I tapped perfunctorily on the door and burst in. Edild was sitting on her wooden chair and she looked up and coolly met my eyes. On the low bench on the opposite side of the hearth sat Hrype and Froya.
I guessed, then, that she already knew.
She went on looking at me for a few moments and I had the odd feeling I sometimes get with her, that she’s creeping inside my mind to see what’s there. Then she said, ‘This is not good, Lassair.’

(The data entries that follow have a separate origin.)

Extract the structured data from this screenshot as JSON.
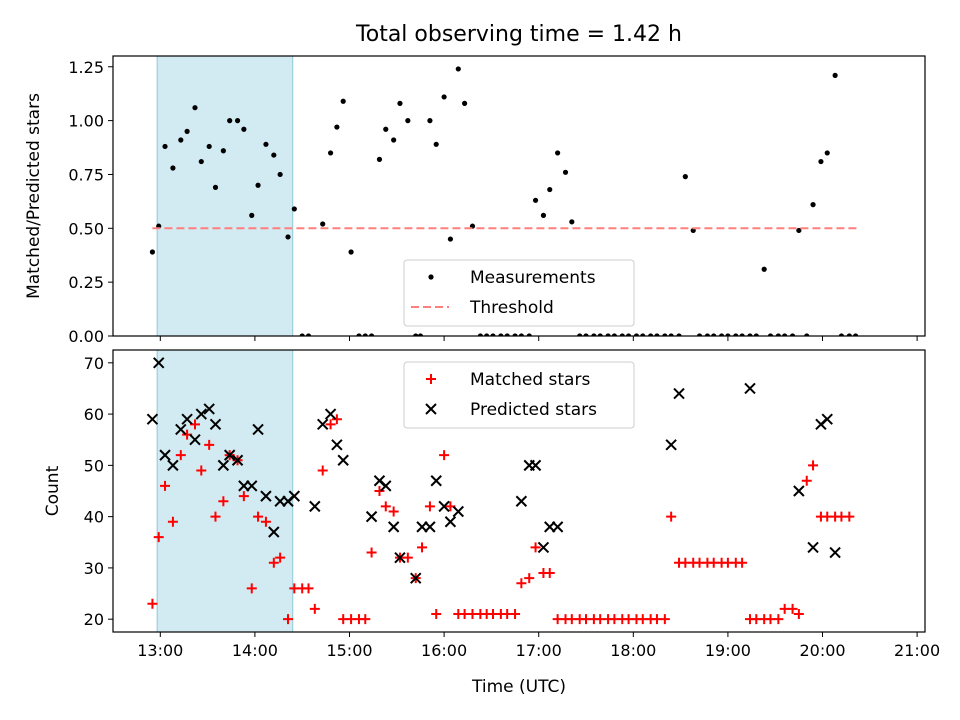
{
  "title": "Total observing time = 1.42 h",
  "chart_data": [
    {
      "type": "scatter",
      "ylabel": "Matched/Predicted stars",
      "ylim": [
        0,
        1.3
      ],
      "yticks": [
        "0.00",
        "0.25",
        "0.50",
        "0.75",
        "1.00",
        "1.25"
      ],
      "ytick_values": [
        0,
        0.25,
        0.5,
        0.75,
        1.0,
        1.25
      ],
      "xlim": [
        "12:30",
        "21:05"
      ],
      "shaded_span": [
        "12:58",
        "14:24"
      ],
      "shade_color": "#add8e6",
      "legend": {
        "position": "lower-center",
        "entries": [
          "Measurements",
          "Threshold"
        ]
      },
      "series": [
        {
          "name": "Measurements",
          "color": "#000000",
          "marker": "dot",
          "points": [
            [
              "12:55",
              0.39
            ],
            [
              "12:59",
              0.51
            ],
            [
              "13:03",
              0.88
            ],
            [
              "13:08",
              0.78
            ],
            [
              "13:13",
              0.91
            ],
            [
              "13:17",
              0.95
            ],
            [
              "13:22",
              1.06
            ],
            [
              "13:26",
              0.81
            ],
            [
              "13:31",
              0.88
            ],
            [
              "13:35",
              0.69
            ],
            [
              "13:40",
              0.86
            ],
            [
              "13:44",
              1.0
            ],
            [
              "13:49",
              1.0
            ],
            [
              "13:53",
              0.96
            ],
            [
              "13:58",
              0.56
            ],
            [
              "14:02",
              0.7
            ],
            [
              "14:07",
              0.89
            ],
            [
              "14:12",
              0.84
            ],
            [
              "14:16",
              0.75
            ],
            [
              "14:21",
              0.46
            ],
            [
              "14:25",
              0.59
            ],
            [
              "14:30",
              0.0
            ],
            [
              "14:34",
              0.0
            ],
            [
              "14:43",
              0.52
            ],
            [
              "14:48",
              0.85
            ],
            [
              "14:52",
              0.97
            ],
            [
              "14:56",
              1.09
            ],
            [
              "15:01",
              0.39
            ],
            [
              "15:06",
              0.0
            ],
            [
              "15:10",
              0.0
            ],
            [
              "15:14",
              0.0
            ],
            [
              "15:19",
              0.82
            ],
            [
              "15:23",
              0.96
            ],
            [
              "15:28",
              0.91
            ],
            [
              "15:32",
              1.08
            ],
            [
              "15:37",
              1.0
            ],
            [
              "15:42",
              0.0
            ],
            [
              "15:45",
              0.0
            ],
            [
              "15:51",
              1.0
            ],
            [
              "15:55",
              0.89
            ],
            [
              "16:00",
              1.11
            ],
            [
              "16:04",
              0.45
            ],
            [
              "16:09",
              1.24
            ],
            [
              "16:13",
              1.08
            ],
            [
              "16:18",
              0.51
            ],
            [
              "16:23",
              0.0
            ],
            [
              "16:27",
              0.0
            ],
            [
              "16:31",
              0.0
            ],
            [
              "16:36",
              0.0
            ],
            [
              "16:40",
              0.0
            ],
            [
              "16:45",
              0.0
            ],
            [
              "16:49",
              0.0
            ],
            [
              "16:54",
              0.0
            ],
            [
              "16:58",
              0.63
            ],
            [
              "17:03",
              0.56
            ],
            [
              "17:07",
              0.68
            ],
            [
              "17:12",
              0.85
            ],
            [
              "17:17",
              0.76
            ],
            [
              "17:21",
              0.53
            ],
            [
              "17:26",
              0.0
            ],
            [
              "17:30",
              0.0
            ],
            [
              "17:35",
              0.0
            ],
            [
              "17:39",
              0.0
            ],
            [
              "17:44",
              0.0
            ],
            [
              "17:48",
              0.0
            ],
            [
              "17:53",
              0.0
            ],
            [
              "17:57",
              0.0
            ],
            [
              "18:02",
              0.0
            ],
            [
              "18:06",
              0.0
            ],
            [
              "18:11",
              0.0
            ],
            [
              "18:15",
              0.0
            ],
            [
              "18:20",
              0.0
            ],
            [
              "18:24",
              0.0
            ],
            [
              "18:29",
              0.0
            ],
            [
              "18:33",
              0.74
            ],
            [
              "18:38",
              0.49
            ],
            [
              "18:42",
              0.0
            ],
            [
              "18:47",
              0.0
            ],
            [
              "18:51",
              0.0
            ],
            [
              "18:56",
              0.0
            ],
            [
              "19:00",
              0.0
            ],
            [
              "19:05",
              0.0
            ],
            [
              "19:09",
              0.0
            ],
            [
              "19:14",
              0.0
            ],
            [
              "19:18",
              0.0
            ],
            [
              "19:23",
              0.31
            ],
            [
              "19:27",
              0.0
            ],
            [
              "19:32",
              0.0
            ],
            [
              "19:36",
              0.0
            ],
            [
              "19:41",
              0.0
            ],
            [
              "19:45",
              0.49
            ],
            [
              "19:50",
              0.0
            ],
            [
              "19:54",
              0.61
            ],
            [
              "19:59",
              0.81
            ],
            [
              "20:03",
              0.85
            ],
            [
              "20:08",
              1.21
            ],
            [
              "20:12",
              0.0
            ],
            [
              "20:17",
              0.0
            ],
            [
              "20:21",
              0.0
            ]
          ]
        },
        {
          "name": "Threshold",
          "color": "#ff7f7f",
          "style": "dashed",
          "points": [
            [
              "12:55",
              0.5
            ],
            [
              "20:23",
              0.5
            ]
          ]
        }
      ]
    },
    {
      "type": "scatter",
      "xlabel": "Time (UTC)",
      "ylabel": "Count",
      "ylim": [
        17.5,
        72.5
      ],
      "yticks": [
        "20",
        "30",
        "40",
        "50",
        "60",
        "70"
      ],
      "ytick_values": [
        20,
        30,
        40,
        50,
        60,
        70
      ],
      "xlim": [
        "12:30",
        "21:05"
      ],
      "xticks": [
        "13:00",
        "14:00",
        "15:00",
        "16:00",
        "17:00",
        "18:00",
        "19:00",
        "20:00",
        "21:00"
      ],
      "shaded_span": [
        "12:58",
        "14:24"
      ],
      "shade_color": "#add8e6",
      "legend": {
        "position": "upper-center",
        "entries": [
          "Matched stars",
          "Predicted stars"
        ]
      },
      "series": [
        {
          "name": "Matched stars",
          "color": "#ff0000",
          "marker": "plus",
          "points": [
            [
              "12:55",
              23
            ],
            [
              "12:59",
              36
            ],
            [
              "13:03",
              46
            ],
            [
              "13:08",
              39
            ],
            [
              "13:13",
              52
            ],
            [
              "13:17",
              56
            ],
            [
              "13:22",
              58
            ],
            [
              "13:26",
              49
            ],
            [
              "13:31",
              54
            ],
            [
              "13:35",
              40
            ],
            [
              "13:40",
              43
            ],
            [
              "13:44",
              52
            ],
            [
              "13:49",
              51
            ],
            [
              "13:53",
              44
            ],
            [
              "13:58",
              26
            ],
            [
              "14:02",
              40
            ],
            [
              "14:07",
              39
            ],
            [
              "14:12",
              31
            ],
            [
              "14:16",
              32
            ],
            [
              "14:21",
              20
            ],
            [
              "14:25",
              26
            ],
            [
              "14:30",
              26
            ],
            [
              "14:34",
              26
            ],
            [
              "14:38",
              22
            ],
            [
              "14:43",
              49
            ],
            [
              "14:48",
              58
            ],
            [
              "14:52",
              59
            ],
            [
              "14:56",
              20
            ],
            [
              "15:01",
              20
            ],
            [
              "15:06",
              20
            ],
            [
              "15:10",
              20
            ],
            [
              "15:14",
              33
            ],
            [
              "15:19",
              45
            ],
            [
              "15:23",
              42
            ],
            [
              "15:28",
              41
            ],
            [
              "15:32",
              32
            ],
            [
              "15:37",
              32
            ],
            [
              "15:42",
              28
            ],
            [
              "15:46",
              34
            ],
            [
              "15:51",
              42
            ],
            [
              "15:55",
              21
            ],
            [
              "16:00",
              52
            ],
            [
              "16:04",
              42
            ],
            [
              "16:09",
              21
            ],
            [
              "16:13",
              21
            ],
            [
              "16:18",
              21
            ],
            [
              "16:23",
              21
            ],
            [
              "16:27",
              21
            ],
            [
              "16:31",
              21
            ],
            [
              "16:36",
              21
            ],
            [
              "16:40",
              21
            ],
            [
              "16:45",
              21
            ],
            [
              "16:49",
              27
            ],
            [
              "16:54",
              28
            ],
            [
              "16:58",
              34
            ],
            [
              "17:03",
              29
            ],
            [
              "17:07",
              29
            ],
            [
              "17:12",
              20
            ],
            [
              "17:17",
              20
            ],
            [
              "17:21",
              20
            ],
            [
              "17:26",
              20
            ],
            [
              "17:30",
              20
            ],
            [
              "17:35",
              20
            ],
            [
              "17:39",
              20
            ],
            [
              "17:44",
              20
            ],
            [
              "17:48",
              20
            ],
            [
              "17:53",
              20
            ],
            [
              "17:57",
              20
            ],
            [
              "18:02",
              20
            ],
            [
              "18:06",
              20
            ],
            [
              "18:11",
              20
            ],
            [
              "18:15",
              20
            ],
            [
              "18:20",
              20
            ],
            [
              "18:24",
              40
            ],
            [
              "18:29",
              31
            ],
            [
              "18:33",
              31
            ],
            [
              "18:38",
              31
            ],
            [
              "18:42",
              31
            ],
            [
              "18:47",
              31
            ],
            [
              "18:51",
              31
            ],
            [
              "18:56",
              31
            ],
            [
              "19:00",
              31
            ],
            [
              "19:05",
              31
            ],
            [
              "19:09",
              31
            ],
            [
              "19:14",
              20
            ],
            [
              "19:18",
              20
            ],
            [
              "19:23",
              20
            ],
            [
              "19:27",
              20
            ],
            [
              "19:32",
              20
            ],
            [
              "19:36",
              22
            ],
            [
              "19:41",
              22
            ],
            [
              "19:45",
              21
            ],
            [
              "19:50",
              47
            ],
            [
              "19:54",
              50
            ],
            [
              "19:59",
              40
            ],
            [
              "20:03",
              40
            ],
            [
              "20:08",
              40
            ],
            [
              "20:12",
              40
            ],
            [
              "20:17",
              40
            ]
          ]
        },
        {
          "name": "Predicted stars",
          "color": "#000000",
          "marker": "x",
          "points": [
            [
              "12:55",
              59
            ],
            [
              "12:59",
              70
            ],
            [
              "13:03",
              52
            ],
            [
              "13:08",
              50
            ],
            [
              "13:13",
              57
            ],
            [
              "13:17",
              59
            ],
            [
              "13:22",
              55
            ],
            [
              "13:26",
              60
            ],
            [
              "13:31",
              61
            ],
            [
              "13:35",
              58
            ],
            [
              "13:40",
              50
            ],
            [
              "13:44",
              52
            ],
            [
              "13:49",
              51
            ],
            [
              "13:53",
              46
            ],
            [
              "13:58",
              46
            ],
            [
              "14:02",
              57
            ],
            [
              "14:07",
              44
            ],
            [
              "14:12",
              37
            ],
            [
              "14:16",
              43
            ],
            [
              "14:21",
              43
            ],
            [
              "14:25",
              44
            ],
            [
              "14:38",
              42
            ],
            [
              "14:43",
              58
            ],
            [
              "14:48",
              60
            ],
            [
              "14:52",
              54
            ],
            [
              "14:56",
              51
            ],
            [
              "15:14",
              40
            ],
            [
              "15:19",
              47
            ],
            [
              "15:23",
              46
            ],
            [
              "15:28",
              38
            ],
            [
              "15:32",
              32
            ],
            [
              "15:42",
              28
            ],
            [
              "15:46",
              38
            ],
            [
              "15:51",
              38
            ],
            [
              "15:55",
              47
            ],
            [
              "16:00",
              42
            ],
            [
              "16:04",
              39
            ],
            [
              "16:09",
              41
            ],
            [
              "16:49",
              43
            ],
            [
              "16:54",
              50
            ],
            [
              "16:58",
              50
            ],
            [
              "17:03",
              34
            ],
            [
              "17:07",
              38
            ],
            [
              "17:12",
              38
            ],
            [
              "18:24",
              54
            ],
            [
              "18:29",
              64
            ],
            [
              "19:14",
              65
            ],
            [
              "19:45",
              45
            ],
            [
              "19:54",
              34
            ],
            [
              "19:59",
              58
            ],
            [
              "20:03",
              59
            ],
            [
              "20:08",
              33
            ]
          ]
        }
      ]
    }
  ]
}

Froya went to say something, but Hrype put a gentle hand on her arm and she subsided. I glanced at her. She is very like Sibert, both of them tall, lightly built and very fair. Her bright sea-green eyes were not as lovely as usual, being red-rimmed and puffy with weeping. She had a dainty linen handkerchief in her hands, surely deeply inadequate for its present purpose, and her fingers worried at it ceaselessly, twisting it this way and that. Also like her son, Froya is one of those people who are just a bit too fragile for life and need looking after. I look after Sibert — or not, in fact, seeing the pass we had come to — and Hrype, I suppose, looks after Froya, as indeed a good man should, especially if his sister-in-law is a widow with a child to bring up.
I could not bear to look into Froya’s eyes for very long. There was an expression of anguished hope in them and I knew exactly what it was she was hoping for.
I turned back to Edild. ‘Queen Emma managed it!’ I burst out. ‘She didn’t even notice she’d walked over the red-hot metal!’
Edild gave a tut of impatience. ‘That’s just a story, child,’ she said. ‘Do you really think anyone would have had the temerity to make someone like Queen Emma do something like that?’
‘It was her son that made her,’ I mumbled, as if this made it more likely.
Edild did not even bother to answer that.
Then silence extended and they all looked at me. When I could stand it no longer I said, ‘I’m going to do it. I’ve got to, because it’s my fault Sibert’s in this position and I can’t live with my guilt if he’s — ’ I glanced at his poor suffering mother, who had emitted an anguished gasp — ‘er, if anything happens to him.’ Edild started to protest but I overrode her, briefly explaining my guilt. ‘So you see,’ I finished, ‘really I have no choice. If this is the only way to prove I’m telling the truth and Sibert is no murderer, then I’ll have to do what Baudouin demands.’